Y la historia macabra del bioterrorismo, no es improbable, pues a mí no me cuadran los lugares y los tiempos de aparición del mal, “la burra no era arisca”…
Y aquí nos tienen como idiotas, obligándonos a que nos quedemos en casa, a que paremos todas las actividades  económicas no esenciales (discutible cuales son); alejados de todo y de todos; diciéndonos que todo depende de nosotros; invitan a que nos lavemos las manos y que usemos ciertos productos de higiene y desinfección; algunos dicen que nos pongamos mascarillas, otros que no; no hay claridad en la conveniencia de hacer muchas pruebas y menos en la veracidad de las pruebas rápidas; ya nos convirtieron en expertos en contar muertos, en analizar curvas de contagio, en hacer proyecciones matemáticas, etcétera; como si los ciudadanos comunes y corrientes del mundo fuéramos los responsables de lo que está pasando; cuando fueron los científicos y autoridades de muchos organismos
internacionales, los cuales por omisión, comisión, incapacidad, silencio cómplice, inacción o protección de intereses oscuros y perversos, los que nos tienen en esta difícil situación, no simplemente de salud, sino económica, política y social.
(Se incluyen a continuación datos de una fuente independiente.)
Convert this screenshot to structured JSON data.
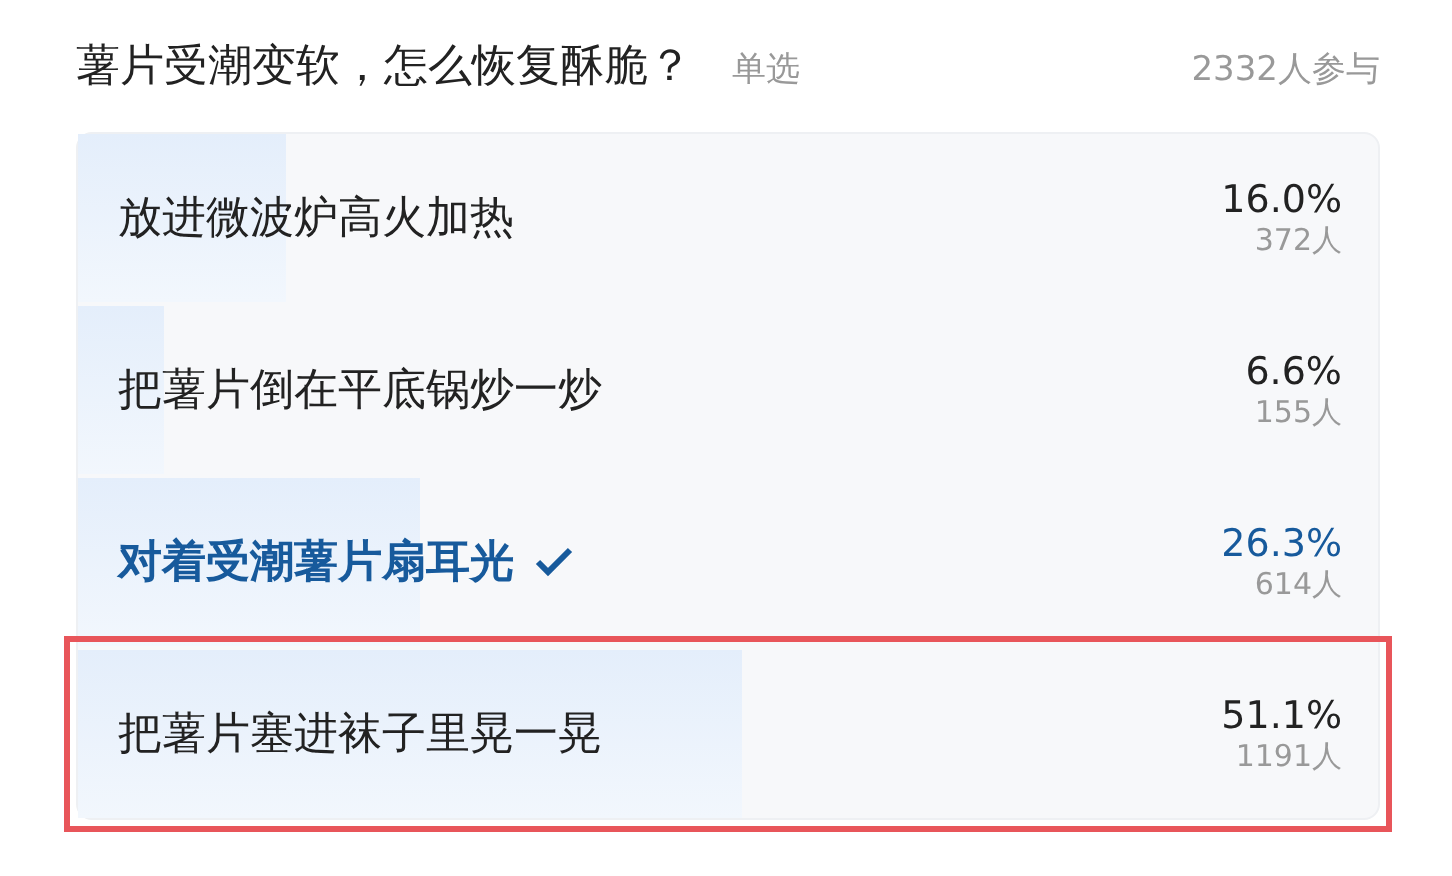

Las medidas de distanciamiento e higiene son indispensables en este momento, la duda es si no se pudo evitar todo esto; y, no vaya a ser que la cura sea peor que la propia enfermedad.


Es inaceptable que digan estos científicos que una vacuna para controlar el mal se lleve casi dos años, pues ya existen en el mercado vacunas para otras especies de animales, las cuales están hechas para combatir otras variedades de Coronavirus; ello indica que los protocolos y tecnologías para producir vacunas contra este virus existe, faltaría simplemente afinar la producción para la variedad SARS-2 y las pruebas de bioseguridad, no se estaría partiendo de cero.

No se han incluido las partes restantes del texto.